Project description:Adeno-associated viral (AAV) vectors show great promise because of their excellent safety profile; however, pre-existing immune responses have necessitated the administration of high titer AAV, posing a significant challenge to the advancement of gene therapy involving AAV vectors. Recombinant AAV vectors contain minimum viral proteins necessary for their assembly and gene delivery functions. During the process of AAV assembly and production, AAV vectors acquire, inherently and submissively, various cellular proteins, but the identity of these proteins is poorly characterized.

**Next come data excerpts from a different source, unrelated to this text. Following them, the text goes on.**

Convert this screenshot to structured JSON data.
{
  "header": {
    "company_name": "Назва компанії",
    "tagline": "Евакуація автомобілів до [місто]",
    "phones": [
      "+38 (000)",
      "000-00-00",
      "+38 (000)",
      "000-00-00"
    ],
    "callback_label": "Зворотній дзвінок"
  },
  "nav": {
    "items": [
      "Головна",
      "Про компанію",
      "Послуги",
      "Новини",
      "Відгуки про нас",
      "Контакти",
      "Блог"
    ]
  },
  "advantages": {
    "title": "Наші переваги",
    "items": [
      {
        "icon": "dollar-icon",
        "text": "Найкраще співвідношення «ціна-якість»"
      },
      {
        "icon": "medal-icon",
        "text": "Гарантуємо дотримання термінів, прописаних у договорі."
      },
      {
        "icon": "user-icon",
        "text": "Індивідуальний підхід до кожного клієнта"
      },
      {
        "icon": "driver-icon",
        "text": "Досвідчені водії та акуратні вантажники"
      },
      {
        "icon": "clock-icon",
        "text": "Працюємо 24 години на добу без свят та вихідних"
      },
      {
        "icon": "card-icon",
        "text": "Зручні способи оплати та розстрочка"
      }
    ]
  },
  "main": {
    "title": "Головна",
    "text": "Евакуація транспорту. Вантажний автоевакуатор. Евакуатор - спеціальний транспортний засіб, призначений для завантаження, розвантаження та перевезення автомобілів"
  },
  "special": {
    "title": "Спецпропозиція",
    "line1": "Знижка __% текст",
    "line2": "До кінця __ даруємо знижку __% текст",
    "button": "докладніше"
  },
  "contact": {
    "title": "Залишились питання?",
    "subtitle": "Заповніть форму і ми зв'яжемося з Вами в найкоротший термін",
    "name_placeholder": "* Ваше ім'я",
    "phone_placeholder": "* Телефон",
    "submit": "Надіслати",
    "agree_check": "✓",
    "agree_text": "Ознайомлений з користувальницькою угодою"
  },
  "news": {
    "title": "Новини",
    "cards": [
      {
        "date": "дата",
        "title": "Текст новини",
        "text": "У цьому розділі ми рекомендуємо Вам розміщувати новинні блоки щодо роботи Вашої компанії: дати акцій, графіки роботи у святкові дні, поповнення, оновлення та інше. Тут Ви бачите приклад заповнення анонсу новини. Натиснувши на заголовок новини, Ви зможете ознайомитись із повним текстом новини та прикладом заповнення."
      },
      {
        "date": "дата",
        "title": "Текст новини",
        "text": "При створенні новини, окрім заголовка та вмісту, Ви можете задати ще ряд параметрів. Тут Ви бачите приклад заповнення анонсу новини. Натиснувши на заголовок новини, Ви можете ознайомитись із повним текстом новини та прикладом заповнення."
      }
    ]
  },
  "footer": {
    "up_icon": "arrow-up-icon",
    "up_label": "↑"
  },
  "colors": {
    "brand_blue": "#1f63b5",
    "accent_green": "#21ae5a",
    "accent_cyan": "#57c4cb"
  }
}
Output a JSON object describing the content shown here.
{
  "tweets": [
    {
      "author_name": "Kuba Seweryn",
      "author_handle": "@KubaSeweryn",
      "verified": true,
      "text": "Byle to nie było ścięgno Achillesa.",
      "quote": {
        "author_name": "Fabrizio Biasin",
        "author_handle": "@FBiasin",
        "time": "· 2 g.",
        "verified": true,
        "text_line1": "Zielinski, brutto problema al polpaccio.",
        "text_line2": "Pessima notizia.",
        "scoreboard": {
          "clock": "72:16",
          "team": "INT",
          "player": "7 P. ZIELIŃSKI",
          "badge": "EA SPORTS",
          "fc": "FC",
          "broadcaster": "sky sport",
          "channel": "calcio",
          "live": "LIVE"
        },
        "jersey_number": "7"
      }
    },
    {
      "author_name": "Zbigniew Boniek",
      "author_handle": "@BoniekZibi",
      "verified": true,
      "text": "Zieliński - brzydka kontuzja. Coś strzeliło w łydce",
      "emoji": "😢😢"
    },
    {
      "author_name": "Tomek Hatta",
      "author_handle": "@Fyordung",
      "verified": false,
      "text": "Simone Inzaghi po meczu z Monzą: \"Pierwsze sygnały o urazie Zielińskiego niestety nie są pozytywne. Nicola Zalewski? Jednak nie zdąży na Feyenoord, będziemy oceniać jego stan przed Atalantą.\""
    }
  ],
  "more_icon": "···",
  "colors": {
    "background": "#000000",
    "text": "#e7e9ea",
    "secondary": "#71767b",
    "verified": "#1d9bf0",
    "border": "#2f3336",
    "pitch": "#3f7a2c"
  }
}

We reason that by identifying host cell proteins inherently associated with AAV vectors we may better understand the contribution of cellular components to AAV vector assembly and, ultimately, may improve the production of AAV vectors for gene therapy. In this study, three serotypes of recombinant AAV, namely AAV2, AAV5, and AAV8, were investigated. We used liquid chromatography-mass spectrometry/mass spectrometry (LC-MS/MS) methods to identify protein composition in purified AAV vectors, confirmed protein identities using western blotting, and explored the potential function of selected proteins in AAV vector production using small hairpin (shRNA) methods. Using LC-MS/MS, we identified 44 AAV-associated cellular proteins including Y-box binding protein (YB1). We showed for the first time that the establishment of a novel producer cell line by introducing an shRNA sequence down-regulating YB1 resulted in up to 45- and 9-fold increase in physical vector genome titers of AAV2 and AAV8, respectively, and up to 7-fold increase in AAV2 transduction vector genome titers. Our results revealed that YB1 gene knockdown promoted AAV2 rep expression and vector DNA production and reduced the number of empty particles in AAV2 products, suggesting that YB1 plays an important role in AAV vector assembly by competition with adenovirus E2A and AAV capsid proteins for binding to the inverted terminal repeat (ITR) sequence. The significance and implications of our findings in future improvement of AAV production are discussed.